Thanksgiving with a Mahi


After a final provision stop in Staniel Cay we started out on our 100nm trip to Rum Cay.
As we wound our way out of the precarious Big rock cut abe casually dropped into the conversation that we may encounter 'severe thunder storms', a very tactful moment to bring that up as we exchanged glances, fear flickering in Esme's eyes.

The wind was on our beam, a consistent 15knots. With the swell reducing to half a foot 'Slow Flight' was cruising along in her element.
The Fishing line was out and we had a drill prepared for when we caught our 40pound Mahi, we waited...... suddenly, the line went taught and Pippa was up. Throwing 'the plan' out of the window she dashed around completing everyones 'fish on' jobs in record time, Esme stood poised with the camera as we reeled in our prize. Unfortunately it was only a wee Mahi and we were quite glad the little fishy spat the hook at the last minute and swam off to live another day. We strung our line out once more but with no luck before the sun went down. Pippa was devastated as she had already imagined up the numerous ways in which we would cook it. 



Arriving under cover of darkness. We dropped our anchor near the western shore and waited for daylight. creeping our way through the inky black water aware of the potential coral heads below us. We could hear the waves crashing on the beach but with no lights on the island we could see nothing. After we were happy & secure we napped and waited for dawn. Waking only for the torrential squalls that had been hitting us since midnight.

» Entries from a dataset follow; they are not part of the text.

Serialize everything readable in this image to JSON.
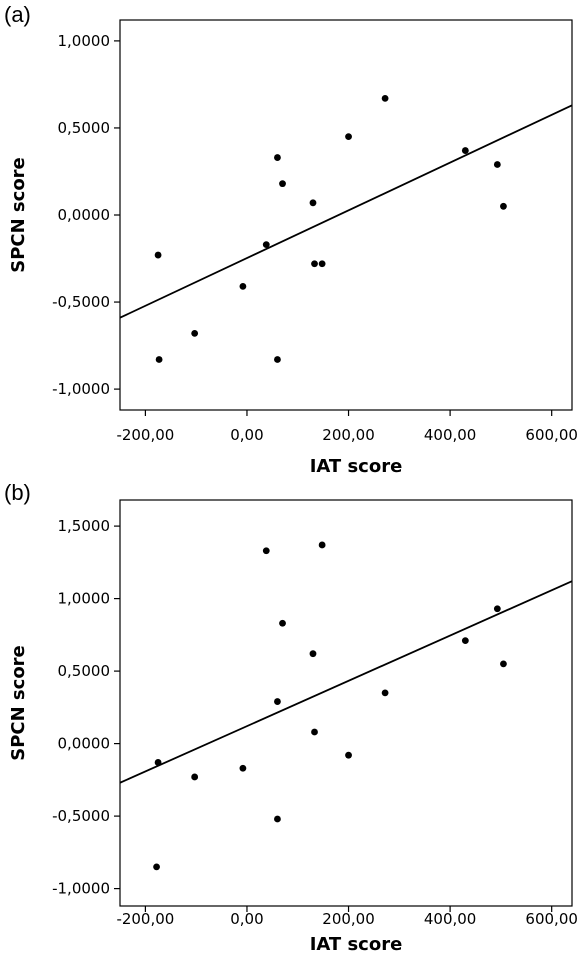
{
  "chart_data": [
    {
      "type": "scatter",
      "panel_label": "(a)",
      "xlabel": "IAT score",
      "ylabel": "SPCN score",
      "xlim": [
        -250,
        640
      ],
      "ylim": [
        -1.12,
        1.12
      ],
      "xticks": [
        -200,
        0,
        200,
        400,
        600
      ],
      "xtick_labels": [
        "-200,00",
        "0,00",
        "200,00",
        "400,00",
        "600,00"
      ],
      "yticks": [
        -1.0,
        -0.5,
        0.0,
        0.5,
        1.0
      ],
      "ytick_labels": [
        "-1,0000",
        "-0,5000",
        "0,0000",
        "0,5000",
        "1,0000"
      ],
      "points": [
        {
          "x": -175,
          "y": -0.23
        },
        {
          "x": -173,
          "y": -0.83
        },
        {
          "x": -103,
          "y": -0.68
        },
        {
          "x": -8,
          "y": -0.41
        },
        {
          "x": 38,
          "y": -0.17
        },
        {
          "x": 60,
          "y": 0.33
        },
        {
          "x": 60,
          "y": -0.83
        },
        {
          "x": 70,
          "y": 0.18
        },
        {
          "x": 130,
          "y": 0.07
        },
        {
          "x": 133,
          "y": -0.28
        },
        {
          "x": 148,
          "y": -0.28
        },
        {
          "x": 200,
          "y": 0.45
        },
        {
          "x": 272,
          "y": 0.67
        },
        {
          "x": 430,
          "y": 0.37
        },
        {
          "x": 493,
          "y": 0.29
        },
        {
          "x": 505,
          "y": 0.05
        }
      ],
      "fit_line": {
        "x": [
          -250,
          640
        ],
        "y": [
          -0.59,
          0.63
        ]
      },
      "grid": false
    },
    {
      "type": "scatter",
      "panel_label": "(b)",
      "xlabel": "IAT score",
      "ylabel": "SPCN score",
      "xlim": [
        -250,
        640
      ],
      "ylim": [
        -1.12,
        1.68
      ],
      "xticks": [
        -200,
        0,
        200,
        400,
        600
      ],
      "xtick_labels": [
        "-200,00",
        "0,00",
        "200,00",
        "400,00",
        "600,00"
      ],
      "yticks": [
        -1.0,
        -0.5,
        0.0,
        0.5,
        1.0,
        1.5
      ],
      "ytick_labels": [
        "-1,0000",
        "-0,5000",
        "0,0000",
        "0,5000",
        "1,0000",
        "1,5000"
      ],
      "points": [
        {
          "x": -175,
          "y": -0.13
        },
        {
          "x": -178,
          "y": -0.85
        },
        {
          "x": -103,
          "y": -0.23
        },
        {
          "x": -8,
          "y": -0.17
        },
        {
          "x": 38,
          "y": 1.33
        },
        {
          "x": 148,
          "y": 1.37
        },
        {
          "x": 60,
          "y": 0.29
        },
        {
          "x": 60,
          "y": -0.52
        },
        {
          "x": 70,
          "y": 0.83
        },
        {
          "x": 130,
          "y": 0.62
        },
        {
          "x": 133,
          "y": 0.08
        },
        {
          "x": 200,
          "y": -0.08
        },
        {
          "x": 272,
          "y": 0.35
        },
        {
          "x": 430,
          "y": 0.71
        },
        {
          "x": 493,
          "y": 0.93
        },
        {
          "x": 505,
          "y": 0.55
        }
      ],
      "fit_line": {
        "x": [
          -250,
          640
        ],
        "y": [
          -0.27,
          1.12
        ]
      },
      "grid": false
    }
  ]
}
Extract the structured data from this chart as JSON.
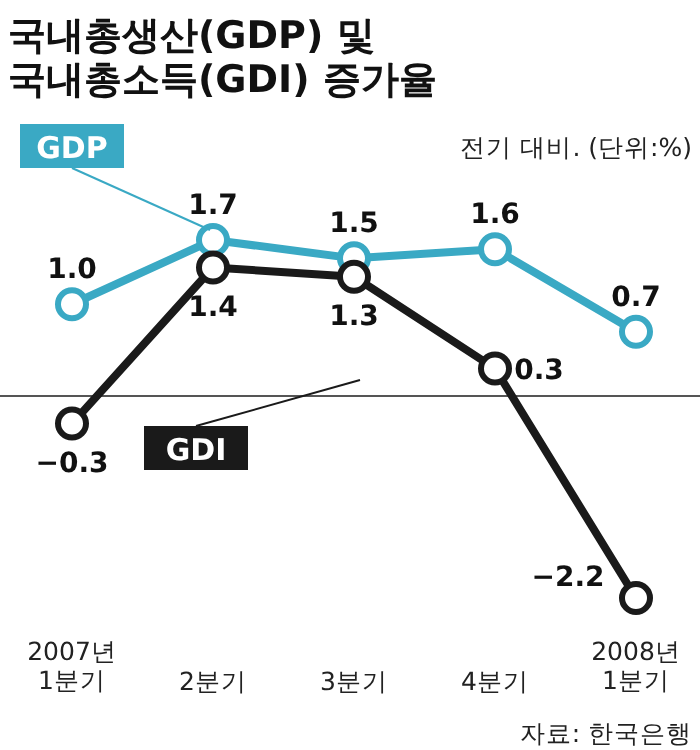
{
  "chart_data": {
    "type": "line",
    "title": "국내총생산(GDP) 및\n국내총소득(GDI) 증가율",
    "subtitle": "전기 대비. (단위:%)",
    "categories": [
      "2007년\n1분기",
      "2분기",
      "3분기",
      "4분기",
      "2008년\n1분기"
    ],
    "series": [
      {
        "name": "GDP",
        "color": "#3aa9c4",
        "values": [
          1.0,
          1.7,
          1.5,
          1.6,
          0.7
        ],
        "value_labels": [
          "1.0",
          "1.7",
          "1.5",
          "1.6",
          "0.7"
        ]
      },
      {
        "name": "GDI",
        "color": "#1a1a1a",
        "values": [
          -0.3,
          1.4,
          1.3,
          0.3,
          -2.2
        ],
        "value_labels": [
          "−0.3",
          "1.4",
          "1.3",
          "0.3",
          "−2.2"
        ]
      }
    ],
    "tick_labels": "x",
    "marker": "circle",
    "ref_lines": [
      {
        "axis": "y",
        "value": 0,
        "color": "#555555"
      }
    ],
    "annotations": [
      "자료: 한국은행"
    ]
  }
}
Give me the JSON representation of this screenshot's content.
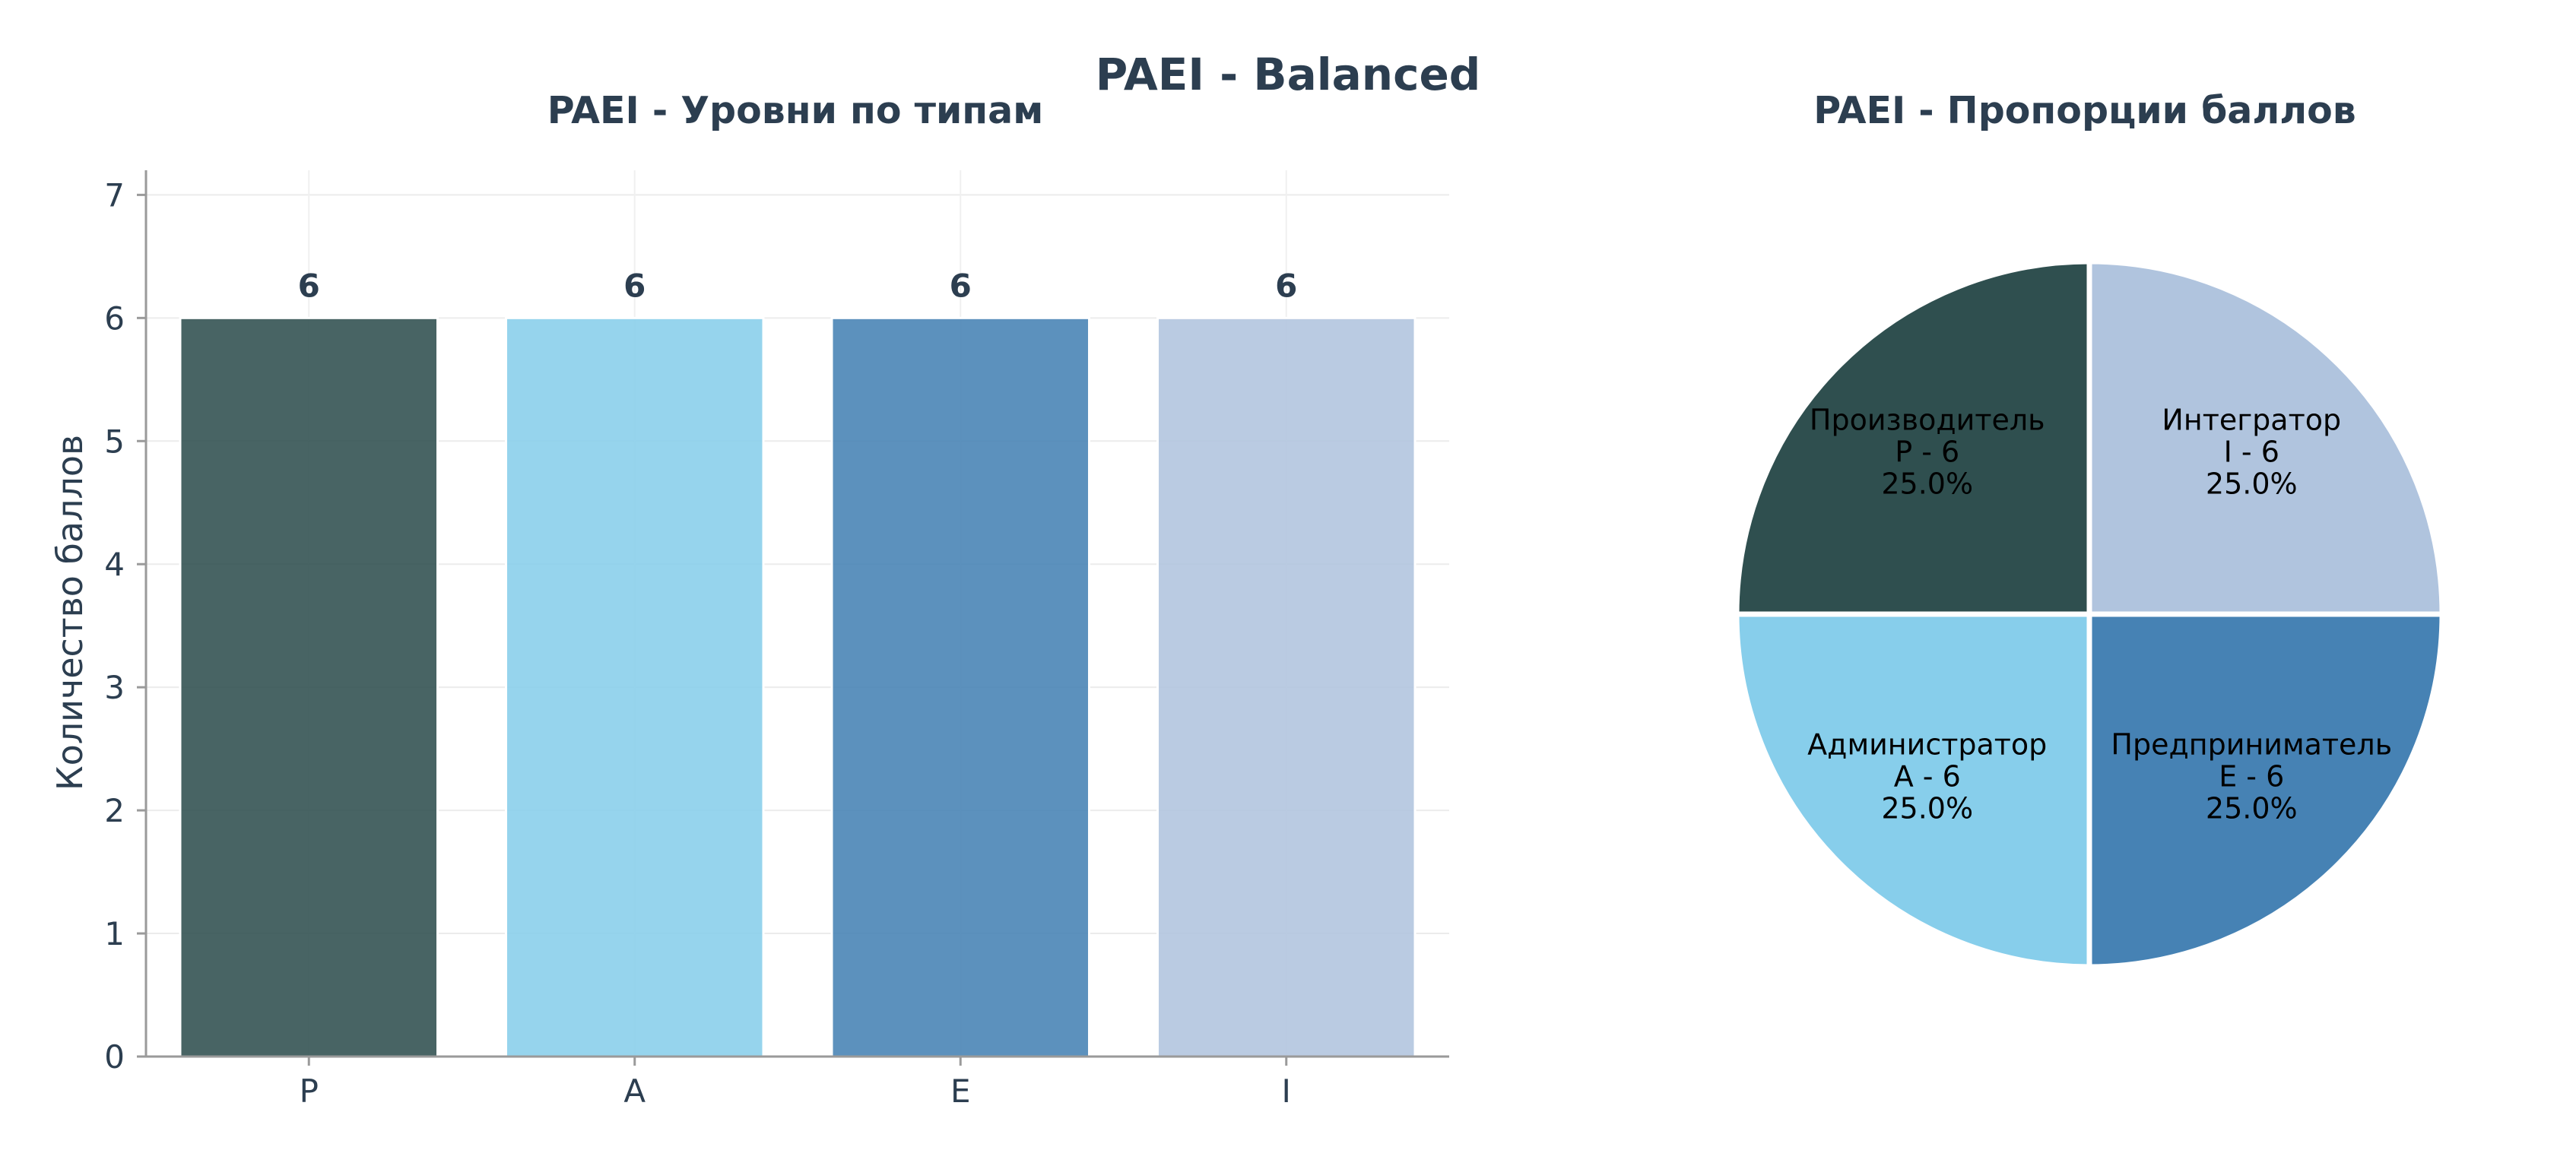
{
  "title": "PAEI - Balanced",
  "chart_data": [
    {
      "type": "bar",
      "title": "PAEI - Уровни по типам",
      "xlabel": "",
      "ylabel": "Количество баллов",
      "categories": [
        "P",
        "A",
        "E",
        "I"
      ],
      "values": [
        6,
        6,
        6,
        6
      ],
      "data_labels": [
        "6",
        "6",
        "6",
        "6"
      ],
      "colors": [
        "#2F4F4F",
        "#87CEEB",
        "#4682B4",
        "#B0C4DE"
      ],
      "ylim": [
        0,
        7.2
      ],
      "yticks": [
        0,
        1,
        2,
        3,
        4,
        5,
        6,
        7
      ],
      "grid": true,
      "legend": "none"
    },
    {
      "type": "pie",
      "title": "PAEI - Пропорции баллов",
      "slices": [
        {
          "name": "Производитель",
          "code_value": "P - 6",
          "percent": "25.0%",
          "value": 6,
          "color": "#2F4F4F"
        },
        {
          "name": "Администратор",
          "code_value": "A - 6",
          "percent": "25.0%",
          "value": 6,
          "color": "#87CEEB"
        },
        {
          "name": "Предприниматель",
          "code_value": "E - 6",
          "percent": "25.0%",
          "value": 6,
          "color": "#4682B4"
        },
        {
          "name": "Интегратор",
          "code_value": "I - 6",
          "percent": "25.0%",
          "value": 6,
          "color": "#B0C4DE"
        }
      ],
      "start_angle_deg": 90,
      "direction": "counterclockwise",
      "slice_edge_color": "#ffffff",
      "legend": "none"
    }
  ]
}
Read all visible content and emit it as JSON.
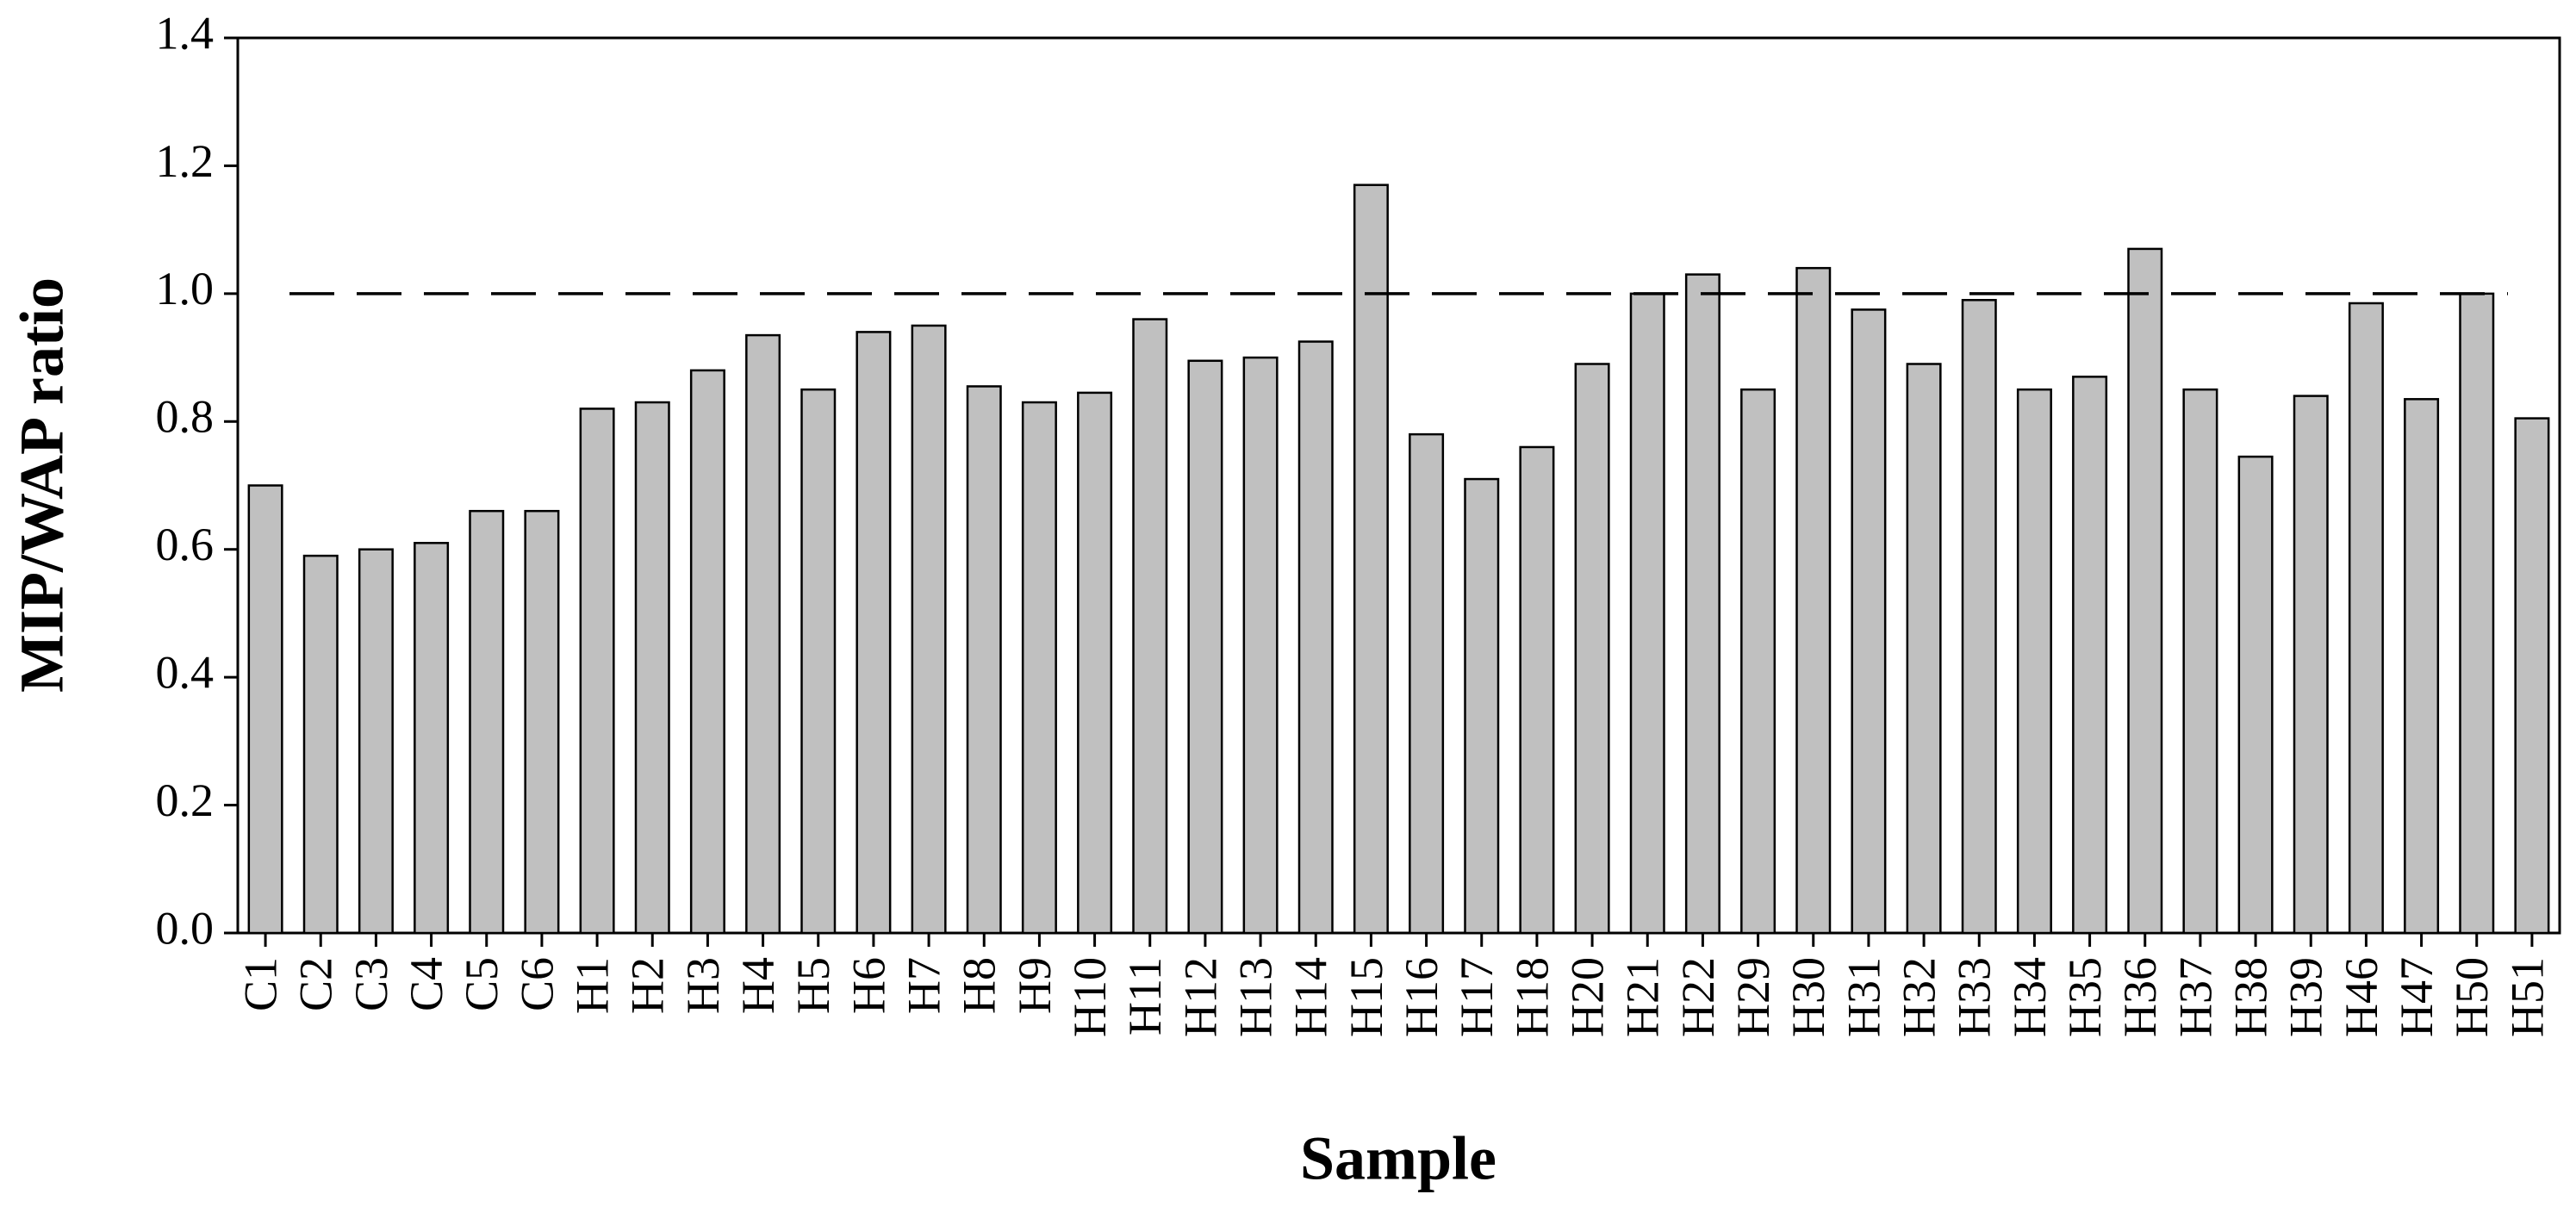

After a hearty breakfast of peanut butter and jelly on toast we headed in with a view to dock in the Marina (closed in early 2013 but free dockage available to all that wish to enter) with no channel markers We picked our way through the multitude of coral heads in the entrance only to abort half way due to bad light. Our unanimous decision to anchor turned out to be a good one after we were later informed it was a shark infested, mosquito haven.

Spirits renewed we launched the tender and pootled off the shore in search of water, fuel and food. With a population of around 70, Rum Cay was quiet and peaceful. After meeting a friendly local we were directed to the small market hut where we found a few supplies.

Wandering off down the road in search of Wifi we watched as a Land Rover buggy that had just zoomed past make a 20point turn to come back and speak to us (we must have had our damsels in distress faces on) Here we met Tai from New Jersey, who was building a house on the island. He thought we might need a little assistance. After giving us a small tour of the area he took us to his neighbours house which was empty but had forgotten to turn the Internet off. Score!!




That evening we cooked up a storm in the rolling galley. Bean burgers, stuffing, roasted potatoes and the ever precious broccoli curtesy of Freyja. A pavlova made expertly and quite vigorously by Pippa and a truly patriotic table decorated by Esme with crackers, an American flag and themed plates plates we had picked up in Florida. We didn't have a turkey but we celebrated in style. 
Tai had invited us for apres-thanksgiving dinner drinks (or moonshine as the island had run out of alcohol) but the previous night without sleep had taken its toll and we all hit the hay.